Apple (AAPL - Get Report) shares fell sharply immediately after Trump tweeted. The company gets a significant portion of its overall revenue from China and assembles most of its iPhones and many other products there. The shares were down 2.2% to $208.43.
Oil prices plummeted on the news as well. Brent crude contracts for September delivery, the global benchmark, were down $3.96 at $61.09 per barrel, while West Texas Intermediate contracts for the same month, which are more tightly linked to U.S. gas prices, were down $4.14 to $54.44 per barrel.
The 10-year Treasury note yield tumbled to its lowest level since 2016 and was recently down 6.3% to 1.8940.
Stocks had risen earlier in the session after weak U.S. manufacturing data raised hopes the Federal Reserve would cut interest rates for a second time this year.
Trump voiced his displeasure with the Fed's actions, tweeting that "what the market wanted to hear from Jay Powell and the Federal Reserve was that this was the beginning of a lengthy and aggressive rate-cutting cycle which would keep pace with China, the European Union and other countries around the world. As usual, Powell let us down."
The Institute for Supply Management said Thursday that its manufacturing index slipped to 51.2 in July from 51.7 in June. Any reading above 50 signals an expansion. But while this was the 35th straight month of growth, it marked the fourth month in a row where the pace of growth slowed.
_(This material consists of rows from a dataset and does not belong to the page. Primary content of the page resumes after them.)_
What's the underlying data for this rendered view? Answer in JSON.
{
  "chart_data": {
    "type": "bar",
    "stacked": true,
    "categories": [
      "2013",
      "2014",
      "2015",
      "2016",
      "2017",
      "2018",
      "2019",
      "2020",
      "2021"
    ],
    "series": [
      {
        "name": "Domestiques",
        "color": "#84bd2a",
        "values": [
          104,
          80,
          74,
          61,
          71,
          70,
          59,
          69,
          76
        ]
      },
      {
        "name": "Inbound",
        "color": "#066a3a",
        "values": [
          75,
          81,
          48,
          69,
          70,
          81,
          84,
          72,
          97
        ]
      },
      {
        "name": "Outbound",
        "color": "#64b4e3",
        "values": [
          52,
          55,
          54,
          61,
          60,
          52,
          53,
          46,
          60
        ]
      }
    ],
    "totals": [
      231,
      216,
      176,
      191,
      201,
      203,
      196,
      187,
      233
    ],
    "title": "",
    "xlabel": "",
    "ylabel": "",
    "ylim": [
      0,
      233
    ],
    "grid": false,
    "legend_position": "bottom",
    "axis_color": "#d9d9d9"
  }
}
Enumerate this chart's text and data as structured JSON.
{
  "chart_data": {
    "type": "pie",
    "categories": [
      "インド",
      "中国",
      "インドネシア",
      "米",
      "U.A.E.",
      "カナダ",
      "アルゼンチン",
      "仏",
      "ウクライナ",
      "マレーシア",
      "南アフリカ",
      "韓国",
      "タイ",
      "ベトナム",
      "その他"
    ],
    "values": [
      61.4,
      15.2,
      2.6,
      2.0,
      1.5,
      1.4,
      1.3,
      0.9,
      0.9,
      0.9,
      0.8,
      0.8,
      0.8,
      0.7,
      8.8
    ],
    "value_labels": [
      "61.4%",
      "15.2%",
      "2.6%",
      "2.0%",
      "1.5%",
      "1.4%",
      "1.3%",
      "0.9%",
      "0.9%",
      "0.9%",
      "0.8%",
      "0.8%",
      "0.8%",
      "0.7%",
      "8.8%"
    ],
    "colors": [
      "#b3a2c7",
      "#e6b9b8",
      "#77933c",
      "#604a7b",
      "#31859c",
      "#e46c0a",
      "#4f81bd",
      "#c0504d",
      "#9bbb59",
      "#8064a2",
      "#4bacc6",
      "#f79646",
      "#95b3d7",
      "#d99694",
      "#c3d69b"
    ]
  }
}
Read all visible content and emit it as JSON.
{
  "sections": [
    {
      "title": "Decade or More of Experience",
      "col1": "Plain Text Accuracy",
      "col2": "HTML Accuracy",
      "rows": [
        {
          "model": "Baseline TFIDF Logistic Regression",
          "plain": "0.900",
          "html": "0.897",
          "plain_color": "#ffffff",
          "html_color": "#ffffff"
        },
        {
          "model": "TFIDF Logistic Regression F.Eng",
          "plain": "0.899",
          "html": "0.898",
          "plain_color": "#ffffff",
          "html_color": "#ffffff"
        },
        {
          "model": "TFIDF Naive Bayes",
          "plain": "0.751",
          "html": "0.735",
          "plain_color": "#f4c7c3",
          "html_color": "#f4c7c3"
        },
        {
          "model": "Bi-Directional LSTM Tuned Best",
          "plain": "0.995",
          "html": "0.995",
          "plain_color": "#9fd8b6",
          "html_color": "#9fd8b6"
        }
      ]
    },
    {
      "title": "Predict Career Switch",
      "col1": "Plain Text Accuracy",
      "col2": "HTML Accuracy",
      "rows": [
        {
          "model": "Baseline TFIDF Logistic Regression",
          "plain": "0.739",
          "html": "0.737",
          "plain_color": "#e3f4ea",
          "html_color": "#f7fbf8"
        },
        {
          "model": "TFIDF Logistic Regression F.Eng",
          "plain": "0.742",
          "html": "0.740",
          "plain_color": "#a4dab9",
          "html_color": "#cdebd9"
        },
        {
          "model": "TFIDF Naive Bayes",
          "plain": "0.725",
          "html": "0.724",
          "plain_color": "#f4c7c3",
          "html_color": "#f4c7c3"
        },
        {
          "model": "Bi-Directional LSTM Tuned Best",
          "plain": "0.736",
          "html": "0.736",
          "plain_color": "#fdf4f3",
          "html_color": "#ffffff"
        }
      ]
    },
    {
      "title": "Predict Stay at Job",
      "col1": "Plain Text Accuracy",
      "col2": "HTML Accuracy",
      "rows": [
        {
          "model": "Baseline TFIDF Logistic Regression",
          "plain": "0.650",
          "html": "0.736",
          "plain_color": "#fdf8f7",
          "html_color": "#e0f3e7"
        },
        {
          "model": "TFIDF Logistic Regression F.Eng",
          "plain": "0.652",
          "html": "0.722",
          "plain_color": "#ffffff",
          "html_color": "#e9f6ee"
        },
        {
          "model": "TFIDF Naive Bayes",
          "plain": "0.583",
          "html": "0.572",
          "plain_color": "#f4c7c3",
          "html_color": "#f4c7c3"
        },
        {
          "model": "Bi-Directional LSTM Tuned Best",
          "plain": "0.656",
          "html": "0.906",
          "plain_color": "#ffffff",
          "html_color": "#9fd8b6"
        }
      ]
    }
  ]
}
Meanwhile, the Senate passed a bill to raise the U.S. budget and lift the debt ceiling for the next two years. The bill now goes on to the White House for Trump's signature.
Shares of General Motors (GM - Get Report) dropped slightly to $40.13 after the automaker posted better-than-expected second quarter earnings. Strong North American truck sales helped offset an ongoing slump in China's deteriorating car market.
Beyond Meat (BYND) shares tumbled 10% to $176.04 after the plant-based food producer priced its new stock offering at a steep discount to last night's close. Beyond Meat is Real Money's Stock of the Day.